J1リーグ歴代最多の191得点の記録をもつ大久保嘉人
昨年、プロサッカー選手を引退した大久保嘉人。
20年続けたサッカーから離れて、最近は「主夫」を始め、いろんな表情を見せているが、もともとピッチ外の表情は優しく、怒らない、4児の父だった。だが、ピッチ内では性格が豹変し、やんちゃで荒々しいプレーを見せた。
大久保曰く、それは違う人格の「大久保嘉人」を演じていたと言う。
なぜ、大久保嘉人を演じなければいけなかったのだろうか。
「その出発点は、俺が初ゴールを挙げた磐田戦にあるんですよ」
大久保は、国見高校から鳴り物入りでセレッソ大阪に加入。開幕から5戦目の磐田戦で初ゴールを決めたが、田中誠と口論になり、両者にレッドカードが出された。

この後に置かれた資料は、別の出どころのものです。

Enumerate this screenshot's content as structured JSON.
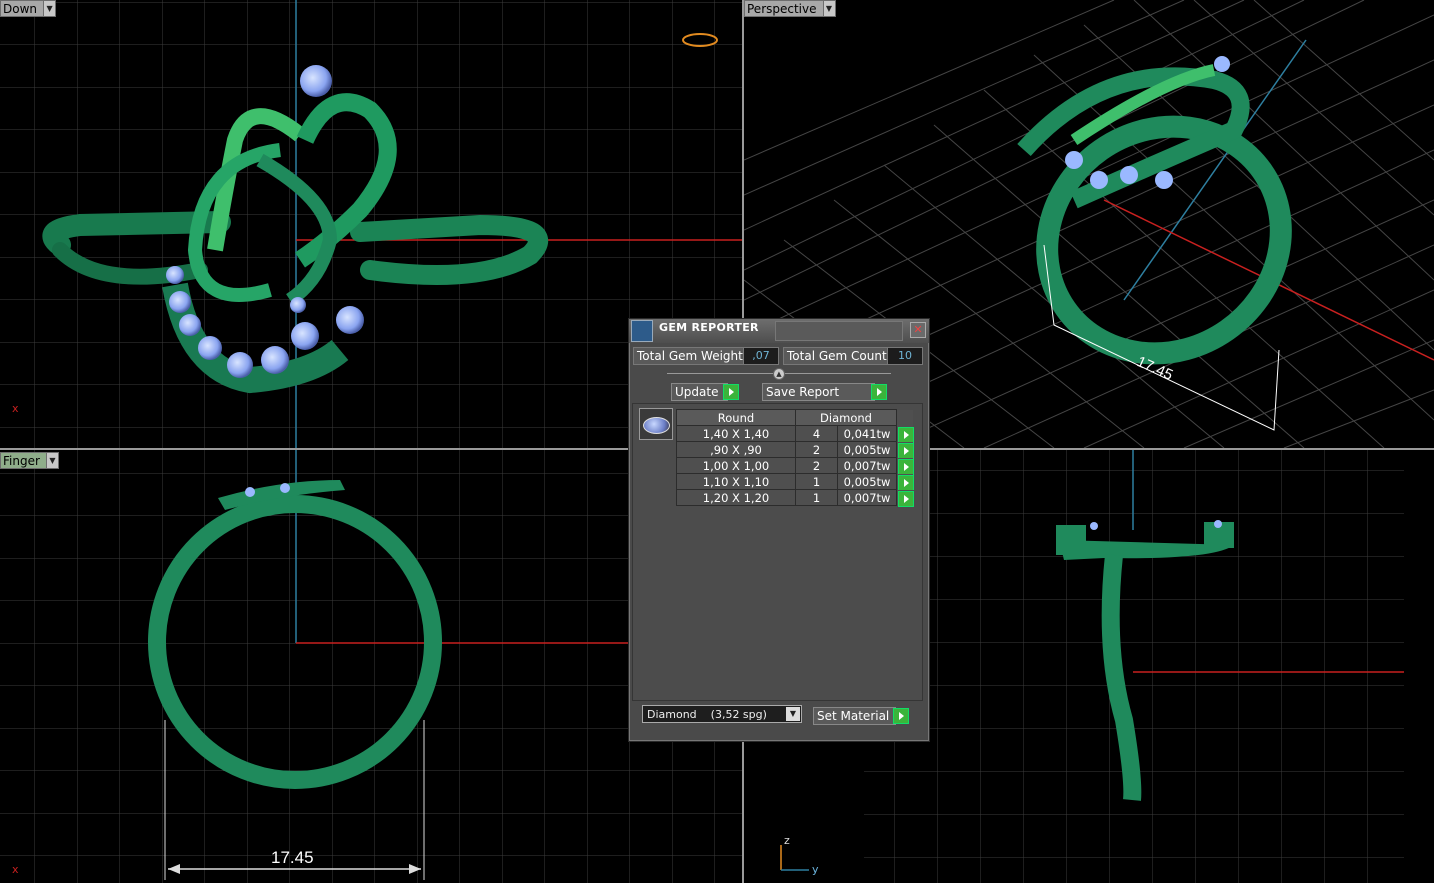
{
  "viewports": {
    "top_left": {
      "label": "Down"
    },
    "top_right": {
      "label": "Perspective"
    },
    "bottom_left": {
      "label": "Finger",
      "dimension": "17.45"
    },
    "bottom_right": {
      "label": ""
    },
    "perspective_dimension": "17.45"
  },
  "axis_labels": {
    "z": "z",
    "y": "y",
    "x": "x"
  },
  "gem_reporter": {
    "title": "GEM REPORTER",
    "total_weight_label": "Total Gem Weight",
    "total_weight_value": ",07",
    "total_count_label": "Total Gem Count",
    "total_count_value": "10",
    "update_label": "Update",
    "save_label": "Save Report",
    "table_headers": [
      "Round",
      "Diamond"
    ],
    "rows": [
      {
        "size": "1,40 X 1,40",
        "count": "4",
        "weight": "0,041tw"
      },
      {
        "size": ",90 X ,90",
        "count": "2",
        "weight": "0,005tw"
      },
      {
        "size": "1,00 X 1,00",
        "count": "2",
        "weight": "0,007tw"
      },
      {
        "size": "1,10 X 1,10",
        "count": "1",
        "weight": "0,005tw"
      },
      {
        "size": "1,20 X 1,20",
        "count": "1",
        "weight": "0,007tw"
      }
    ],
    "material_select": "Diamond    (3,52 spg)",
    "set_material_label": "Set Material"
  },
  "colors": {
    "grid": "#3c3c3c",
    "axis_red": "#c8201f",
    "axis_blue": "#2e7fa0",
    "ring_green": "#1f8a5c",
    "gem_blue": "#9ab8ff"
  }
}
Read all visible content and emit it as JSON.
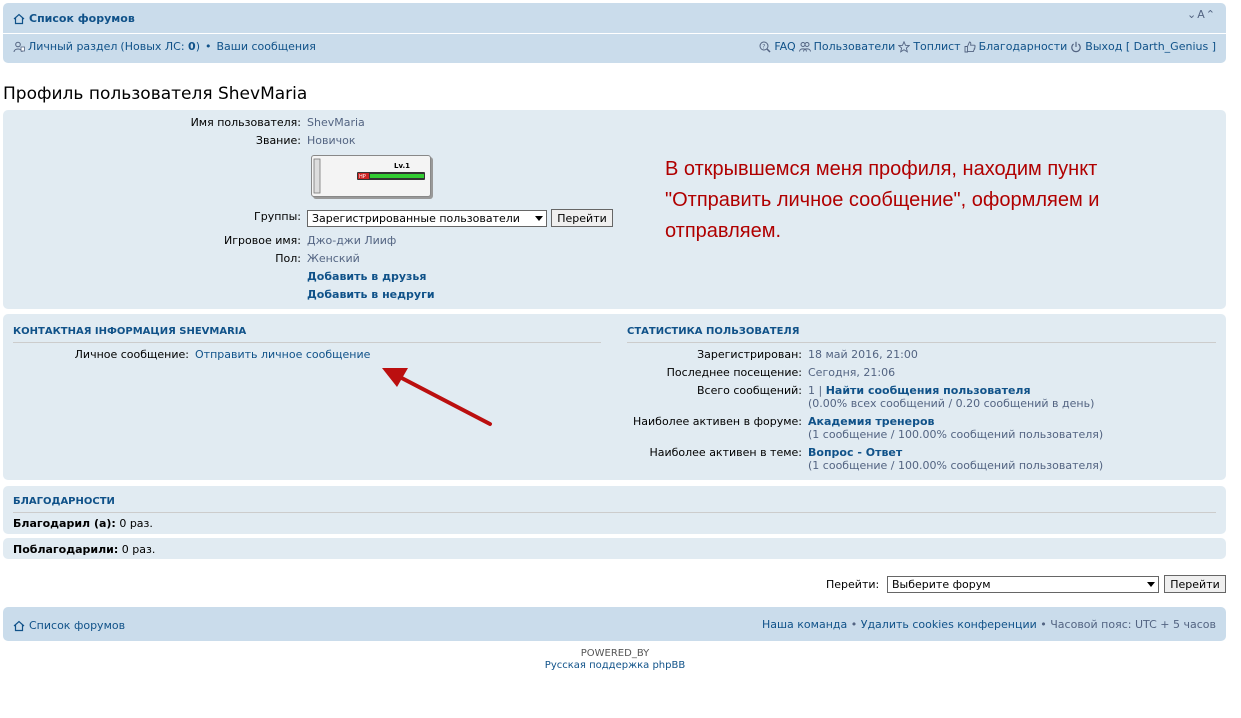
{
  "header": {
    "forum_list": "Список форумов",
    "font_size_ctrl": "⌄A⌃",
    "user_panel": "Личный раздел",
    "new_pm_prefix": "(Новых ЛС: ",
    "new_pm_count": "0",
    "new_pm_suffix": ")",
    "your_posts": "Ваши сообщения",
    "faq": "FAQ",
    "members": "Пользователи",
    "toplist": "Топлист",
    "thanks": "Благодарности",
    "logout": "Выход",
    "username": "Darth_Genius"
  },
  "page_title": "Профиль пользователя ShevMaria",
  "profile": {
    "username_label": "Имя пользователя:",
    "username_value": "ShevMaria",
    "rank_label": "Звание:",
    "rank_value": "Новичок",
    "rank_image_text": "Lv.1",
    "rank_image_hp": "HP",
    "groups_label": "Группы:",
    "groups_selected": "Зарегистрированные пользователи",
    "groups_go": "Перейти",
    "game_name_label": "Игровое имя:",
    "game_name_value": "Джо-джи Лииф",
    "gender_label": "Пол:",
    "gender_value": "Женский",
    "add_friend": "Добавить в друзья",
    "add_foe": "Добавить в недруги"
  },
  "annotation": "В открывшемся меня профиля, находим пункт \"Отправить личное сообщение\", оформляем и отправляем.",
  "contact": {
    "heading": "КОНТАКТНАЯ ІНФОРМАЦИЯ SHEVMARIA",
    "pm_label": "Личное сообщение:",
    "pm_link": "Отправить личное сообщение"
  },
  "stats": {
    "heading": "СТАТИСТИКА ПОЛЬЗОВАТЕЛЯ",
    "registered_label": "Зарегистрирован:",
    "registered_value": "18 май 2016, 21:00",
    "last_visit_label": "Последнее посещение:",
    "last_visit_value": "Сегодня, 21:06",
    "posts_label": "Всего сообщений:",
    "posts_value": "1 |",
    "posts_link": "Найти сообщения пользователя",
    "posts_detail": "(0.00% всех сообщений / 0.20 сообщений в день)",
    "active_forum_label": "Наиболее активен в форуме:",
    "active_forum_value": "Академия тренеров",
    "active_forum_detail": "(1 сообщение / 100.00% сообщений пользователя)",
    "active_topic_label": "Наиболее активен в теме:",
    "active_topic_value": "Вопрос - Ответ",
    "active_topic_detail": "(1 сообщение / 100.00% сообщений пользователя)"
  },
  "thanks": {
    "heading": "БЛАГОДАРНОСТИ",
    "gave_label": "Благодарил (а):",
    "gave_value": "0 раз.",
    "received_label": "Поблагодарили:",
    "received_value": "0 раз."
  },
  "jump": {
    "label": "Перейти:",
    "selected": "Выберите форум",
    "button": "Перейти"
  },
  "footer": {
    "forum_list": "Список форумов",
    "team": "Наша команда",
    "delete_cookies": "Удалить cookies конференции",
    "timezone": "Часовой пояс: UTC + 5 часов",
    "powered_by": "POWERED_BY",
    "support": "Русская поддержка phpBB"
  },
  "colors": {
    "panel_bg": "#e1ebf2",
    "header_bg": "#cadceb",
    "link": "#105289",
    "annotation": "#b00000"
  }
}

「その翌日の新聞に、どでかく『大久保、初ゴールを決めて即退場』と出ていたんです。これは、すごいな。こういうことでメディアに出してくれるのか、と思ったんです。その時、何か違うことをやれば有名になれる。でも、1回だけじゃ意味がない。だったら、これを続けよう。それで『悪党』と言われたり、批判もされたけど、最後まで違う自分を演じてやろうって思った」
誰も知らない自分をいかに売り出すか。そのために「悪童」になった。キャラクターを演じると実際の自分とのギャップに悩みそうだが、大久保はもともと大の負けず嫌い。父親からも「人に負けるな」と言われて育った。サッカーでは負けたくないという気持ちがそのまま激しいプレーとなって出ていたので、精神的な負担にはならなかった。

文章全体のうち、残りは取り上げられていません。